First of all, tokenism at one point was an advance. Because you had no plays with other than, you know, white characters in them. Like many things, one generation’s advance turns into another generation’s stagnation. Yes, a lot of my black colleagues complain about February. That’s when the black play gets scheduled. On the other hand, there is a greater recognition that an American play doesn’t need to look like a particular thing in terms of the race of its characters and certainly in terms of the sexual orientation.
Do you think there’s a reason that there aren’t more theater critics or even cultural critics of color?

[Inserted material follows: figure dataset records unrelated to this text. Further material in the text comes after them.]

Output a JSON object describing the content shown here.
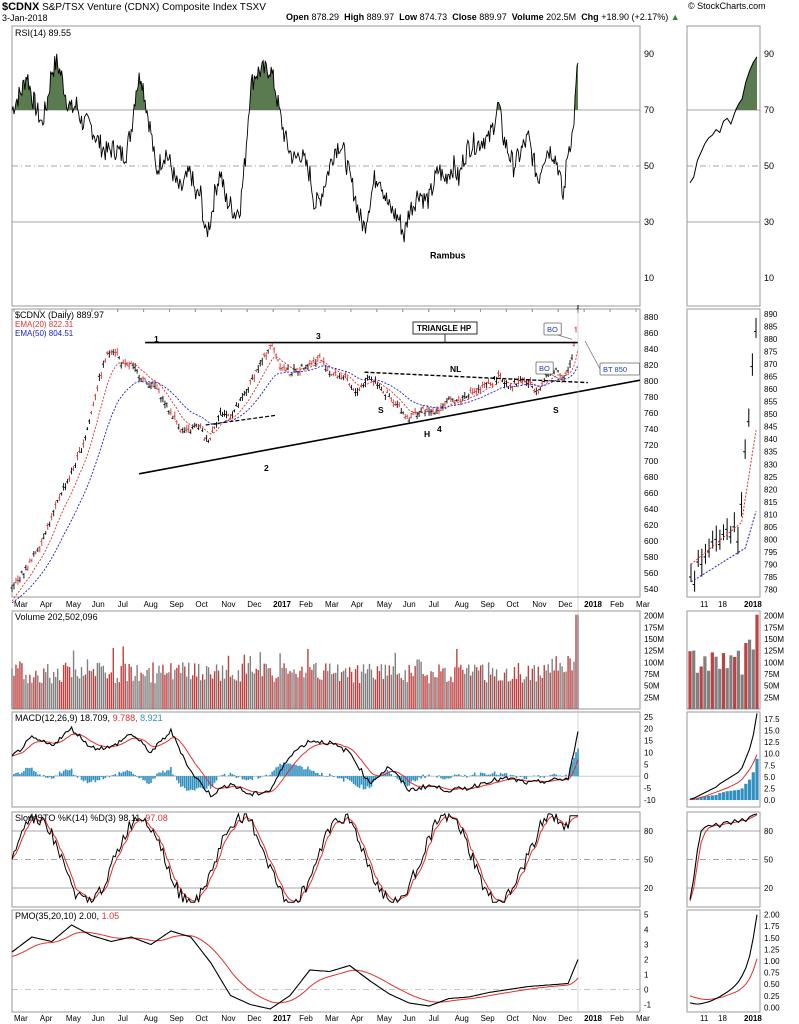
{
  "header": {
    "symbol": "$CDNX",
    "name": "S&P/TSX Venture (CDNX) Composite Index",
    "exchange": "TSXV",
    "date": "3-Jan-2018",
    "open_label": "Open",
    "open": "878.29",
    "high_label": "High",
    "high": "889.97",
    "low_label": "Low",
    "low": "874.73",
    "close_label": "Close",
    "close": "889.97",
    "volume_label": "Volume",
    "volume": "202.5M",
    "chg_label": "Chg",
    "chg": "+18.90 (+2.17%)",
    "credit": "© StockCharts.com"
  },
  "colors": {
    "up": "#000000",
    "down": "#d03030",
    "volume_up": "#808080",
    "volume_down": "#c04040",
    "ema20": "#e03030",
    "ema50": "#2020c0",
    "rsi_fill": "#5a7a50",
    "macd_signal": "#e03030",
    "macd_hist": "#3090c0",
    "grid": "#b0b0b0"
  },
  "chart_data": [
    {
      "type": "line",
      "panel": "rsi",
      "legend": "RSI(14) 89.55",
      "yticks": [
        10,
        30,
        50,
        70,
        90
      ],
      "ylim": [
        0,
        100
      ],
      "annotation": "Rambus",
      "series": [
        {
          "name": "RSI(14)",
          "x": [
            0,
            5,
            10,
            15,
            20,
            25,
            30,
            35,
            40,
            45,
            50,
            55,
            60,
            65,
            70,
            75,
            80,
            85,
            90,
            95,
            100,
            105,
            110,
            115,
            120,
            125,
            130,
            135,
            140,
            145,
            150,
            155,
            160,
            165,
            170,
            175,
            180,
            185,
            190,
            195,
            200,
            205,
            210,
            215,
            220,
            225,
            230,
            235,
            240,
            245,
            250,
            255,
            260,
            265,
            270,
            275,
            280,
            285,
            290,
            295,
            300,
            305,
            310,
            315,
            320,
            325,
            330,
            335,
            340,
            345,
            350,
            355,
            360,
            365,
            370,
            375,
            380,
            385,
            390,
            395,
            400,
            405,
            410,
            415,
            420,
            425,
            430,
            435,
            440,
            445,
            450,
            455,
            460,
            465,
            470,
            475,
            480,
            485,
            490,
            495,
            500,
            505,
            510,
            515,
            520,
            525,
            530,
            535,
            540,
            545,
            550,
            555,
            560,
            565,
            570
          ],
          "values": [
            70,
            74,
            77,
            83,
            75,
            70,
            65,
            72,
            84,
            87,
            82,
            74,
            70,
            72,
            66,
            65,
            64,
            60,
            57,
            55,
            56,
            56,
            54,
            55,
            63,
            78,
            83,
            72,
            62,
            48,
            52,
            55,
            50,
            44,
            41,
            45,
            48,
            39,
            40,
            25,
            31,
            42,
            48,
            38,
            36,
            33,
            36,
            53,
            78,
            83,
            84,
            84,
            85,
            78,
            68,
            60,
            55,
            52,
            55,
            51,
            47,
            36,
            38,
            44,
            50,
            56,
            58,
            54,
            46,
            40,
            32,
            28,
            37,
            45,
            47,
            40,
            35,
            33,
            31,
            25,
            34,
            37,
            41,
            38,
            38,
            44,
            49,
            45,
            48,
            50,
            45,
            53,
            57,
            58,
            58,
            60,
            59,
            65,
            72,
            60,
            55,
            50,
            53,
            57,
            60,
            52,
            45,
            53,
            56,
            55,
            50,
            38,
            56,
            62,
            88
          ]
        }
      ]
    },
    {
      "type": "line",
      "panel": "price",
      "legend": "$CDNX (Daily) 889.97",
      "ema20_legend": "EMA(20) 822.31",
      "ema50_legend": "EMA(50) 804.51",
      "yticks": [
        540,
        560,
        580,
        600,
        620,
        640,
        660,
        680,
        700,
        720,
        740,
        760,
        780,
        800,
        820,
        840,
        860,
        880
      ],
      "ylim": [
        530,
        890
      ],
      "xticks": [
        "Mar",
        "Apr",
        "May",
        "Jun",
        "Jul",
        "Aug",
        "Sep",
        "Oct",
        "Nov",
        "Dec",
        "2017",
        "Feb",
        "Mar",
        "Apr",
        "May",
        "Jun",
        "Jul",
        "Aug",
        "Sep",
        "Oct",
        "Nov",
        "Dec",
        "2018",
        "Feb",
        "Mar"
      ],
      "annotations": {
        "triangle": "TRIANGLE HP",
        "nl": "NL",
        "p1": "1",
        "p2": "2",
        "p3": "3",
        "p4": "4",
        "s_left": "S",
        "h": "H",
        "s_right": "S",
        "bo1": "BO",
        "bo2": "BO",
        "bt": "BT 850"
      },
      "series": [
        {
          "name": "$CDNX",
          "x": [
            0,
            5,
            10,
            15,
            20,
            25,
            30,
            35,
            40,
            45,
            50,
            55,
            60,
            65,
            70,
            75,
            80,
            85,
            90,
            95,
            100,
            105,
            110,
            115,
            120,
            125,
            130,
            135,
            140,
            145,
            150,
            155,
            160,
            165,
            170,
            175,
            180,
            185,
            190,
            195,
            200,
            205,
            210,
            215,
            220,
            225,
            230,
            235,
            240,
            245,
            250,
            255,
            260,
            265,
            270,
            275,
            280,
            285,
            290,
            295,
            300,
            305,
            310,
            315,
            320,
            325,
            330,
            335,
            340,
            345,
            350,
            355,
            360,
            365,
            370,
            375,
            380,
            385,
            390,
            395,
            400,
            405,
            410,
            415,
            420,
            425,
            430,
            435,
            440,
            445,
            450,
            455,
            460,
            465,
            470,
            475,
            480,
            485,
            490,
            495,
            500,
            505,
            510,
            515,
            520,
            525,
            530,
            535,
            540,
            545,
            550,
            555,
            560,
            565,
            570
          ],
          "values": [
            540,
            548,
            558,
            566,
            575,
            589,
            600,
            616,
            628,
            645,
            662,
            672,
            684,
            700,
            715,
            735,
            760,
            790,
            810,
            830,
            840,
            838,
            822,
            818,
            820,
            812,
            806,
            798,
            795,
            792,
            782,
            770,
            760,
            752,
            740,
            735,
            738,
            743,
            742,
            725,
            730,
            748,
            760,
            758,
            757,
            764,
            773,
            783,
            797,
            810,
            820,
            832,
            845,
            838,
            820,
            815,
            810,
            812,
            815,
            820,
            822,
            825,
            830,
            820,
            810,
            808,
            806,
            804,
            795,
            785,
            790,
            798,
            805,
            800,
            796,
            785,
            780,
            770,
            768,
            758,
            754,
            758,
            760,
            764,
            760,
            763,
            766,
            770,
            774,
            777,
            775,
            780,
            785,
            786,
            788,
            792,
            796,
            800,
            806,
            800,
            796,
            795,
            800,
            802,
            798,
            792,
            790,
            798,
            808,
            814,
            813,
            805,
            812,
            830,
            890
          ]
        }
      ]
    },
    {
      "type": "bar",
      "panel": "volume",
      "legend": "Volume 202,502,096",
      "yticks_labels": [
        "25M",
        "50M",
        "75M",
        "100M",
        "125M",
        "150M",
        "175M",
        "200M"
      ],
      "ylim": [
        0,
        210
      ],
      "unit": "M"
    },
    {
      "type": "line",
      "panel": "macd",
      "legend_name": "MACD(12,26,9)",
      "legend_macd": "18.709",
      "legend_signal": "9.788",
      "legend_hist": "8.921",
      "yticks": [
        -10,
        -5,
        0,
        5,
        10,
        15,
        20,
        25
      ],
      "ylim": [
        -13,
        27
      ]
    },
    {
      "type": "line",
      "panel": "sto",
      "legend_name": "Slow STO %K(14) %D(3)",
      "legend_k": "98.11",
      "legend_d": "97.08",
      "yticks": [
        20,
        50,
        80
      ],
      "ylim": [
        0,
        100
      ]
    },
    {
      "type": "line",
      "panel": "pmo",
      "legend_name": "PMO(35,20,10)",
      "legend_pmo": "2.00",
      "legend_signal": "1.05",
      "yticks": [
        -1,
        0,
        1,
        2,
        3,
        4,
        5
      ],
      "ylim": [
        -1.5,
        5.3
      ]
    }
  ],
  "zoom": {
    "xticks": [
      "11",
      "18",
      "2018"
    ],
    "rsi_yticks": [
      10,
      30,
      50,
      70,
      90
    ],
    "price_yticks": [
      780,
      785,
      790,
      795,
      800,
      805,
      810,
      815,
      820,
      825,
      830,
      835,
      840,
      845,
      850,
      855,
      860,
      865,
      870,
      875,
      880,
      885,
      890
    ],
    "vol_labels": [
      "25M",
      "50M",
      "75M",
      "100M",
      "125M",
      "150M",
      "175M",
      "200M"
    ],
    "macd_yticks": [
      "0.0",
      "2.5",
      "5.0",
      "7.5",
      "10.0",
      "12.5",
      "15.0",
      "17.5"
    ],
    "sto_yticks": [
      20,
      50,
      80
    ],
    "pmo_yticks": [
      "0.00",
      "0.25",
      "0.50",
      "0.75",
      "1.00",
      "1.25",
      "1.50",
      "1.75",
      "2.00"
    ]
  }
}
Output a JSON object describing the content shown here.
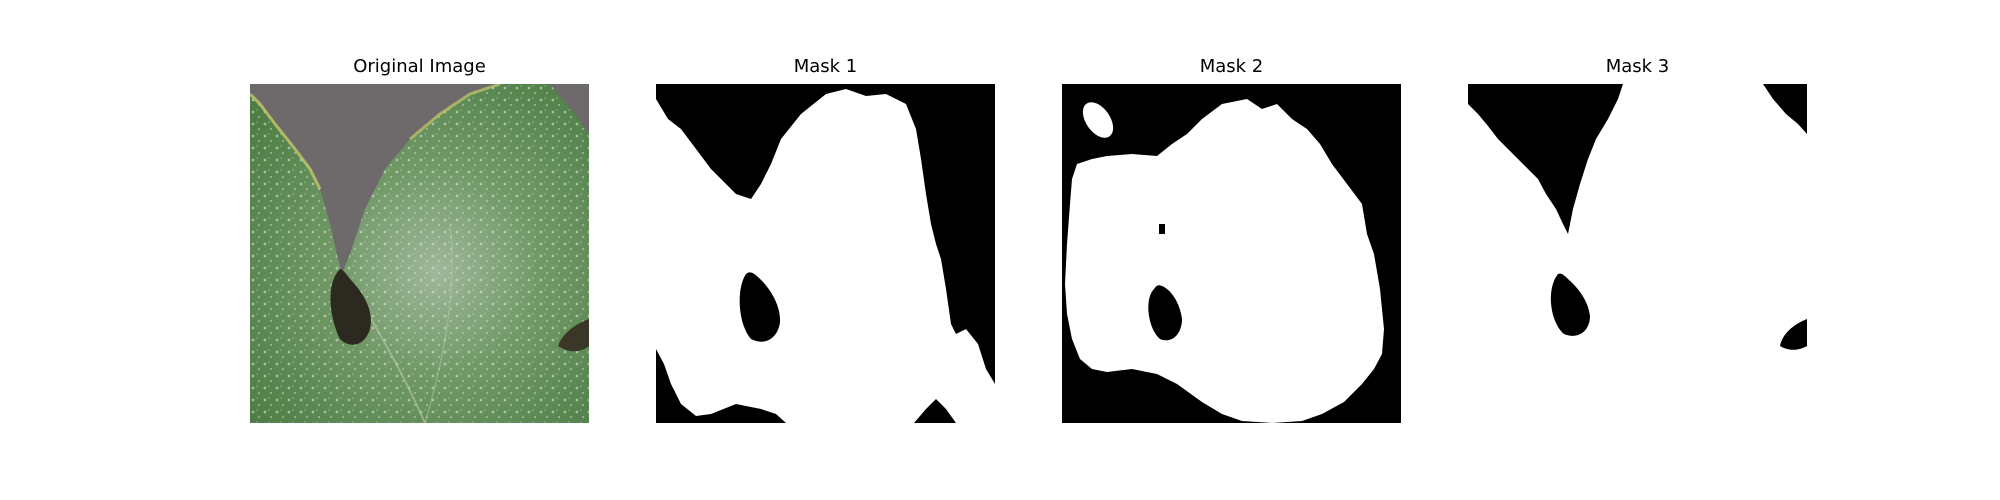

There probably is a reason. I do think that it’s a big issue, because we talk a lot about diversity in terms of the acting pool and in terms of the plays themselves, but we don’t talk that much about diversity: (a) within the critical pool and (b) in terms of theater administration.
The first contact any ticket buyer has with a play is reading the review.
Yeah, and the system in New York is silly. Ever since The New York Times eliminated their Sunday critic, you only have this one voice. And it’s not like in London , where people tend to gravitate towards the critic they like; it’s just everybody believes in whoever happens to have the [daily Times] gig. And it’s not a good system but, as they say in The Godfather, “This is the life we chose.”
Regarding administration, any insights?
I think those are obviously really important areas in determining what gets produced, what gets through to an audience, what people go to see, and the point of view is very kind of monocultural. It’s good for the theater because, when it comes to things like marketing, it’s good to have somebody who knows that if you want to try to get more of an African-American audience, it helps to go to the churches. That sort of thing. There’s a million other variations like that. Theaters need to grow their audiences. They know they need to grow their audiences. They try to do so but they’re dealing with an economy that is multicultural and they’re, to a large extent, not. And even most ruthless industries know this.
Do you feel like Golden Child got a fair run on Broadway?
It was a short run, so I don’t think it got a fair run by definition. I don’t know. It’s hard to kind of go back and pick those things apart. I think Golden Child is a really strong play and certainly there are, fortunately, a lot of critics who felt the same way. But not the head critic of The New York Times, so we didn’t last long on Broadway. And that’s the roll of the dice.